Computer vision can’t do it all yet
Jitendra Malik, a researcher in computer vision for three decades, does not own a Tesla, but he has advice for people who do.
“Knowing what I know about computer vision, I wouldn’t take my hands off the steering wheel,” he said.
Malik, a professor at the University of California, Berkeley, was referring to a fatal crash in May of a Tesla electric car that was equipped with its Autopilot driver-assistance system. An Ohio man was killed when his Model S car, driving in the Autopilot mode, crashed into a tractor-trailer.
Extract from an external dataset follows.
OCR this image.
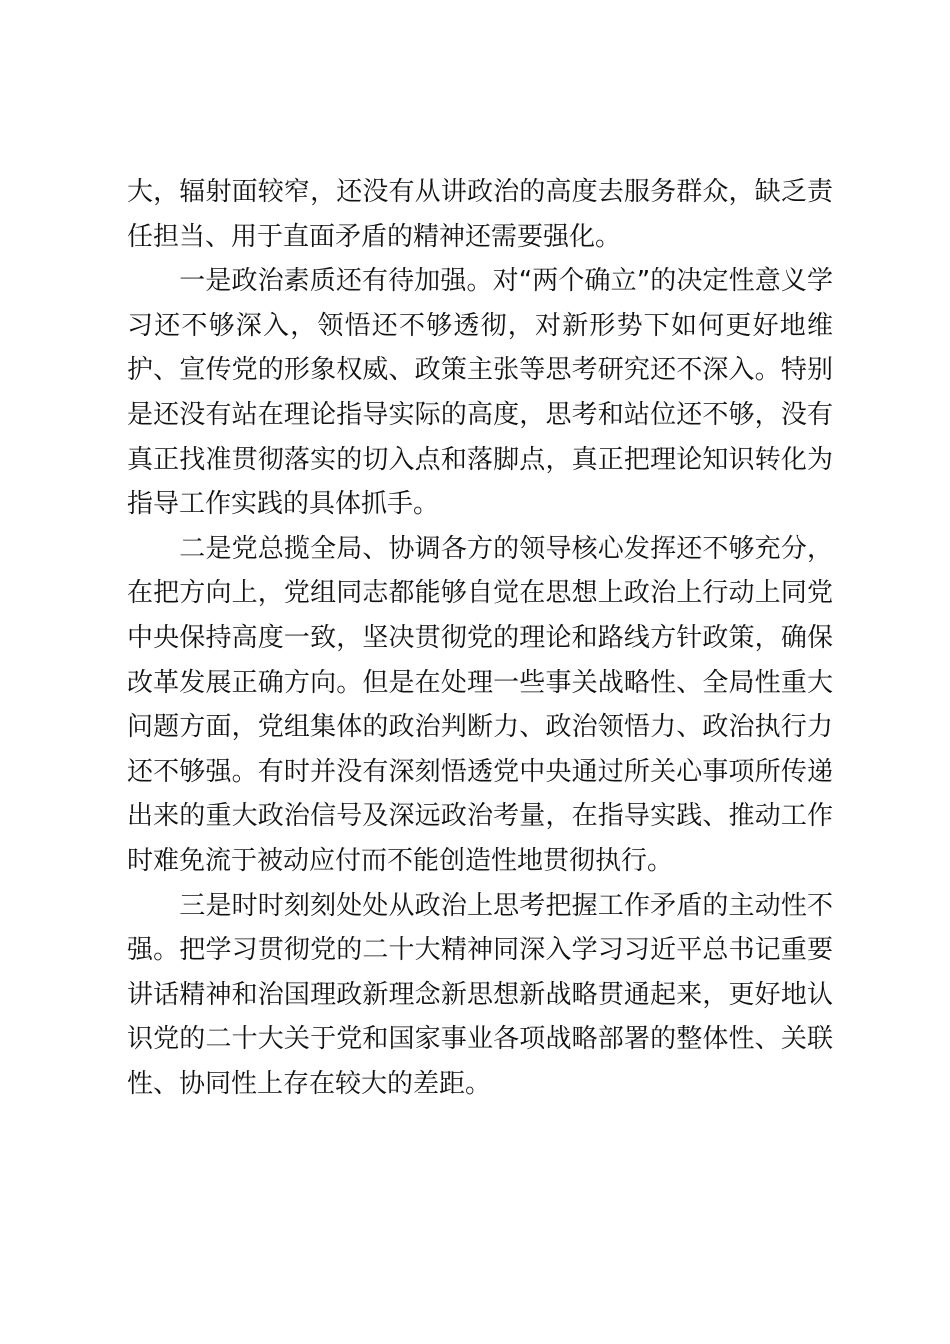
大，辐射面较窄，还没有从讲政治的高度去服务群众，缺乏责任担当、用于直面矛盾的精神还需要强化。

　　一是政治素质还有待加强。对“两个确立”的决定性意义学习还不够深入，领悟还不够透彻，对新形势下如何更好地维护、宣传党的形象权威、政策主张等思考研究还不深入。特别是还没有站在理论指导实际的高度，思考和站位还不够，没有真正找准贯彻落实的切入点和落脚点，真正把理论知识转化为指导工作实践的具体抓手。

　　二是党总揽全局、协调各方的领导核心发挥还不够充分，在把方向上，党组同志都能够自觉在思想上政治上行动上同党中央保持高度一致，坚决贯彻党的理论和路线方针政策，确保改革发展正确方向。但是在处理一些事关战略性、全局性重大问题方面，党组集体的政治判断力、政治领悟力、政治执行力还不够强。有时并没有深刻悟透党中央通过所关心事项所传递出来的重大政治信号及深远政治考量，在指导实践、推动工作时难免流于被动应付而不能创造性地贯彻执行。

　　三是时时刻刻处处从政治上思考把握工作矛盾的主动性不强。把学习贯彻党的二十大精神同深入学习习近平总书记重要讲话精神和治国理政新理念新思想新战略贯通起来，更好地认识党的二十大关于党和国家事业各项战略部署的整体性、关联性、协同性上存在较大的差距。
Federal regulators are still investigating the accident. But it appears likely that the man placed too much confidence in Tesla’s self-driving system. The same may be true of a fatal Tesla accident in China that was reported last month. Other automakers such as Ford, which last month announced its plan to produce driverless cars by 2021, are taking a go-slow approach, saying the technology for even occasional hands-free driving is not ready for many traffic situations.
Tesla has said that Autopilot is not meant to take over completely for a human driver. And last month, the company implicitly acknowledged that its owners should heed Malik’s advice, announcing that it was modifying Autopilot so that the system will issue drivers more frequent warnings to put their hands on the steering wheel. Tesla is also fine-tuning its radar sensors to more accurately detect road hazards and rely less on computer vision.
The Tesla accident in May, researchers say, was not a failure of computer vision. But it underscored the limitations of the science in applications such as driverless cars despite remarkable progress in recent years, fuelled by digital data, computer firepower and software inspired by the human brain.
Today, computerised sight can quickly and accurately recognise millions of individual faces, identify the makes and models of thousands of cars and distinguish cats and dogs of every breed in a way no human being could.
Yet the recent advances, while impressive, have been mainly in image recognition. The next frontier, researchers agree, is general visual knowledge — the development of algorithms that can understand not just objects, but also actions and behaviours.
Computing intelligence often seems to mimic human intelligence, so computer science understandably invites analogy. In computer vision, researchers offer two analogies to describe the promising paths ahead: a child and the brain.
The model borrowed from childhood, many researchers say, involves developing algorithms that learn as a child does, with some supervision but mostly on its own, without relying on vast amounts of hand-labelled training data, which is the current approach. “It’s early days,” Malik said, “but it’s how we get to the next level.”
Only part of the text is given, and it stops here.